Sanglier chassable dès le 1er juin
L’avancement des dates d’ouverture de la chasse au sanglier contribue aussi à l’amélioration de la situation. « Aujourd’hui, on peut chasser le sanglier tous les jours dès le 1er juin (à l’affût en approche) », fait remarquer Michel Roy qui rappelle qu’auparavant la chasse du sanglier débutait vers la Toussaint. Le système a même été assoupli puisque désormais « l’attribution de bracelets de la FDC vaut autorisation du préfet », précise le directeur. Autre adaptation visant à protéger les cultures : des battues sont possibles dès le 14 août dans les cultures en danger. « Les périodes sensibles sont le semis et lorsque les graines sont dures. Pour éviter les dégâts durant ces périodes, il faut rendre la plaine inhospitalière et la forêt tranquille », explique Michel Roy qui confie que les chasseurs participent volontiers à ces battues précoces, qui permettent d’anticiper l’ouverture de plus d’un mois.

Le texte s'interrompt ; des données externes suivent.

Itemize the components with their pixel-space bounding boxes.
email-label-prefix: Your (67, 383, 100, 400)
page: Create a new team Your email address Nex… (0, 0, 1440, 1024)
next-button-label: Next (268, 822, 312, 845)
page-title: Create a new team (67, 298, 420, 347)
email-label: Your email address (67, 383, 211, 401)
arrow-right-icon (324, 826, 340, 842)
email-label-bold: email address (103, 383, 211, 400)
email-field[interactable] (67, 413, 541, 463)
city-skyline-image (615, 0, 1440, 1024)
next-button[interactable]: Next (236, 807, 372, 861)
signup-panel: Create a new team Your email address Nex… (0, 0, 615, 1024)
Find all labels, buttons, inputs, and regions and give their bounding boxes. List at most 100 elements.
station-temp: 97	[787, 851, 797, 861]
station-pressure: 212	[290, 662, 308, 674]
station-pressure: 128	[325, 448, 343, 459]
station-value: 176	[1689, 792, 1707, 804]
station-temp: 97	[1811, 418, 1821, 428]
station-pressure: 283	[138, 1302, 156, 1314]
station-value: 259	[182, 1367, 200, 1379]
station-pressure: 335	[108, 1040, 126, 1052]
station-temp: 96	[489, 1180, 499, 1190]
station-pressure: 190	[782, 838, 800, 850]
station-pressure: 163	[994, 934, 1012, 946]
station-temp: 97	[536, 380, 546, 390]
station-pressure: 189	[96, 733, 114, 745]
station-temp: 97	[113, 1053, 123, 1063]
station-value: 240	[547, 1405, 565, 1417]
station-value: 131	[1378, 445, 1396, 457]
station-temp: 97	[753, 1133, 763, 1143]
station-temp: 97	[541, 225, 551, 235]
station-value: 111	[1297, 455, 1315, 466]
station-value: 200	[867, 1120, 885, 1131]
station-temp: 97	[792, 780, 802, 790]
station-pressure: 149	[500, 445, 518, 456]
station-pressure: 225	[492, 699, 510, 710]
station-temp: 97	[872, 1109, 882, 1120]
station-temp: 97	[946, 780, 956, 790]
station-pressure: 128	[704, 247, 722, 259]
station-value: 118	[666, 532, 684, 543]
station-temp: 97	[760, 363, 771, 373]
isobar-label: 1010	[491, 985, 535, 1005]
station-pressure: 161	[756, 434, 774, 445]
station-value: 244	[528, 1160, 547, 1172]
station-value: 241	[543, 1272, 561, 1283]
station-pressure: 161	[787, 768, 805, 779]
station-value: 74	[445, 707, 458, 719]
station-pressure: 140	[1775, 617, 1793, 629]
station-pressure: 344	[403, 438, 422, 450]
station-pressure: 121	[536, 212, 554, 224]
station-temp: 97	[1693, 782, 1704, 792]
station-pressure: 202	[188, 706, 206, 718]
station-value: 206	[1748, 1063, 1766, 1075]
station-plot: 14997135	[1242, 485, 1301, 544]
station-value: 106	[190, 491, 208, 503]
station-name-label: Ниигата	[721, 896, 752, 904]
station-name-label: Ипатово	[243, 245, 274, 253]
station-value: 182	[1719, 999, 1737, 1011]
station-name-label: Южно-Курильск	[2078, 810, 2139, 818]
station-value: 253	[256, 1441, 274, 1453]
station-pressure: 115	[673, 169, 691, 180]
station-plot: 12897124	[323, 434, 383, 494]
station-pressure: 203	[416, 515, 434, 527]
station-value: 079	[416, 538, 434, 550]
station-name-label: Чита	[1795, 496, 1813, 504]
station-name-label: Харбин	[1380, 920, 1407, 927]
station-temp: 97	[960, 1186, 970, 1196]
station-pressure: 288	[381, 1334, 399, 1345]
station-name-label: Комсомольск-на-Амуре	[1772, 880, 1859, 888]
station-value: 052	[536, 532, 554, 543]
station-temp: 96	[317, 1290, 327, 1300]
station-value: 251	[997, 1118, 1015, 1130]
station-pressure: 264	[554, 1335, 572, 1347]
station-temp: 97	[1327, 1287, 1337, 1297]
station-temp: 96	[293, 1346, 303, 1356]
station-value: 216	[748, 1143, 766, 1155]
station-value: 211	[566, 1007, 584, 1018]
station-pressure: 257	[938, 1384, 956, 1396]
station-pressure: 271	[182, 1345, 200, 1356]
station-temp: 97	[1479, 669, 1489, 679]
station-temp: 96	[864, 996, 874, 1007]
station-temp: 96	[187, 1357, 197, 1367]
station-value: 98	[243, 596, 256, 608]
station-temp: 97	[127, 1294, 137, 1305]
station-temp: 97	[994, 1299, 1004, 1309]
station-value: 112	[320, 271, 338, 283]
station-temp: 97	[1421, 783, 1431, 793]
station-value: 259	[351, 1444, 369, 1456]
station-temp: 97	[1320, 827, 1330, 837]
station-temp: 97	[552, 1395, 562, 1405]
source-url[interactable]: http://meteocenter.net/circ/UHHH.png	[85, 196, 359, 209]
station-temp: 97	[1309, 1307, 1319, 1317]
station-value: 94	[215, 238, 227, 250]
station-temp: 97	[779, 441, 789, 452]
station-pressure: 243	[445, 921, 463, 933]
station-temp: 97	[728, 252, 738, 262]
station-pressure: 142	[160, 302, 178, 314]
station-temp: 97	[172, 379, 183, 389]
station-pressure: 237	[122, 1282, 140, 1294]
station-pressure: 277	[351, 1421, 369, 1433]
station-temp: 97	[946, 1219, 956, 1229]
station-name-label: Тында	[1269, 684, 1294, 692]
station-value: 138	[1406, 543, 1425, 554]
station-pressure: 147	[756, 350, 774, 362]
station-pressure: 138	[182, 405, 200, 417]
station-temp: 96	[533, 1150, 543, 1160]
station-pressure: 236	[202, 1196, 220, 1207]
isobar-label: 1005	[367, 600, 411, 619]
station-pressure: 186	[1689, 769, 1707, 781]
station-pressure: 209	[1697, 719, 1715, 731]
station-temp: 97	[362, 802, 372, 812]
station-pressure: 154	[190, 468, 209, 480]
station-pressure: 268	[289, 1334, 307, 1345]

Les vertus d’un bon agrainage de dissuasion
Historiquement controversé, l’agrainage de dissuasion a pourtant aussi son efficacité, rappellent Michel Roy et Stéphane Camus. Il ne s’agit pas d’un agrainage à poste fixe - type mangeoire - qui lui est strictement interdit, insistent les deux membres de la fédération. On parle au contraire d’un agrainage linéaire : des grains déposés au sol à la volée ; à des endroits différents en forêt. « Cette pratique retient les sangliers dans les bois », assurent Michel Roy et Stéphane Camus.